Daniel LozierLozier honored for contributions to online NIST Digital Library of Mathematical Functions 

University of Maryland alumnus Daniel Lozier (Ph.D. ’79, applied mathematics) was honored by having his portrait added to the National Institute of Standards and Technology’s (NIST) Gallery of Distinguished Scientists, Engineers and Administrators on October 23, 2020. Lozier’s addition brought the number of portraits to just 351.

NIST Director Walt Copan called this recognition the highest honor that NIST bestows on its employees and referred to the portrait gallery as NIST’s hall of fame.

Lozier was honored for “outstanding technical contributions and exceptional leadership to provide an online, interactive, and authoritative reference for special functions of applied mathematics, the NIST Digital Library of Mathematical Functions (DLMF).”

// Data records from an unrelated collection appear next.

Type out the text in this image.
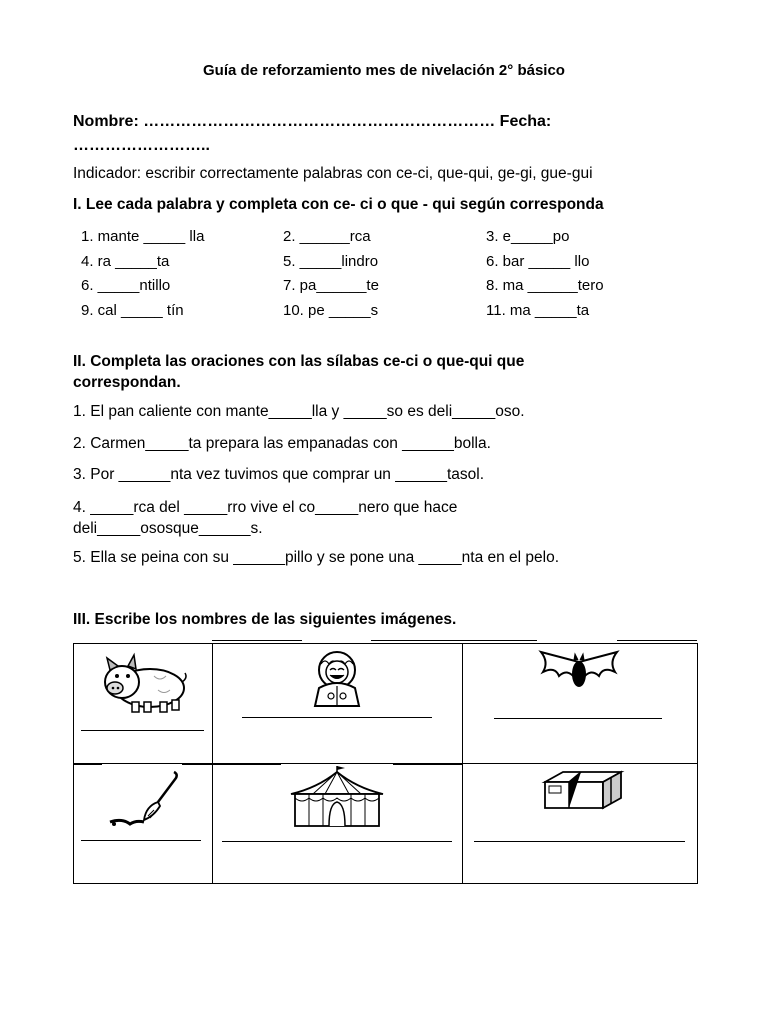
Guía de reforzamiento mes de nivelación 2° básico
Nombre: ………………………………………………………… Fecha:
……………………..
Indicador: escribir correctamente palabras con ce-ci, que-qui, ge-gi, gue-gui
I. Lee cada palabra y completa con ce- ci o que - qui según corresponda
1. mante _____ lla	2. ______rca	3. e_____po
4. ra _____ta	5. _____lindro	6. bar _____ llo
6. _____ntillo	7. pa______te	8. ma ______tero
9. cal _____ tín	10. pe _____s	11. ma _____ta
II. Completa las oraciones con las sílabas ce-ci o que-qui que correspondan.
1. El pan caliente con mante_____lla y _____so es deli_____oso.
2. Carmen_____ta prepara las empanadas con ______bolla.
3. Por ______nta vez tuvimos que comprar un ______tasol.
4. _____rca del _____rro vive el co_____nero que hace deli_____ososque______s.
5. Ella se peina con su ______pillo y se pone una _____nta en el pelo.
III. Escribe los nombres de las siguientes imágenes.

“Of course I was surprised to receive this honor but happily received it on behalf of the many dedicated individuals who worked with me to make the DLMF happen,” Lozier said.

The DLMF appeared in May 2010, bringing the 1964 Handbook of Mathematical Functions, the agency's most widely cited publication of all time, fully up to date with 21st century requirements. The free online library provides researchers in all areas of science essential information needed to utilize the special functions of applied mathematics, which are ubiquitous in mathematical modeling and simulation.

No off-the-shelf commercial products were available for effectively presenting highly technical mathematics on the web. Creating the DLMF website required Lozier and others at NIST to develop new tools for mathematical authoring, for display of colorful three-dimensional function visualizations, and for searching in mathematics-intense databases, all created specifically for web-based content.

“Part of the technical hurdle was translating all the complicated math formulas into a format that could be used by the web,” Lozier said at the time—when the tools for displaying math on the web were still in their infancy.

Government Computer News magazine honored the DLMF with one of its 10 annual awards for information technology achievement in government in 2011. Lozier was also awarded the U.S. Department of Commerce Gold Medal in 2011 for this work.

“It took a decade of effort,” Lozier said at the time, “but the painstakingly verified 10,000 equations, 600 visualizations and 2,500 references in the DLMF should provide scientists and engineers with ready access to information they need to do advanced mathematical modeling and computational simulation well into the 21st century.”

Co-authors of DLMF included the late Frank Olver, who worked at NIST until 1986 when he joined UMD as a professor of mathematics with a joint appointment in the Institute for Physical Science and Technology (IPST), and Charles Clark, a NIST division chief, Joint Quantum Institute Fellow and IPST adjunct professor.

“The DLMF did not end in 2010,” Lozier said. “The NIST team is continually adding mathematical content and making IT improvements, disseminated in a regular series of quarterly updates.”

Lozier worked as a mathematician from 1969 to 2019 in what is now called NIST’s Information Technology Laboratory. His research interests centered on numerical analysis, special functions, computer arithmetic, and mathematical software construction and testing.

During his career, Lozier published more than 40 papers and served as an associate editor of Mathematics of Computation, the Journal of Research of NIST, and the Journal of Numerical Analysis, Industrial and Applied Mathematics.

He has maintained a close relationship with his alma mater, serving as an adjunct professor in applied mathematics at UMD from 1986 to 1997. He also created the Daniel W. Lozier Graduate Student Travel Endowment in 2018 to support applied mathematics graduate students at UMD traveling to national or international conferences to give oral or poster presentations.

“My experience at UMD enabled my career, so I wanted to do something that would help graduate students develop their own careers in mathematics,” Lozier said. “This led to my decision to establish the Graduate Student Travel Endowment.”

 

This article includes information and content provided by NIST.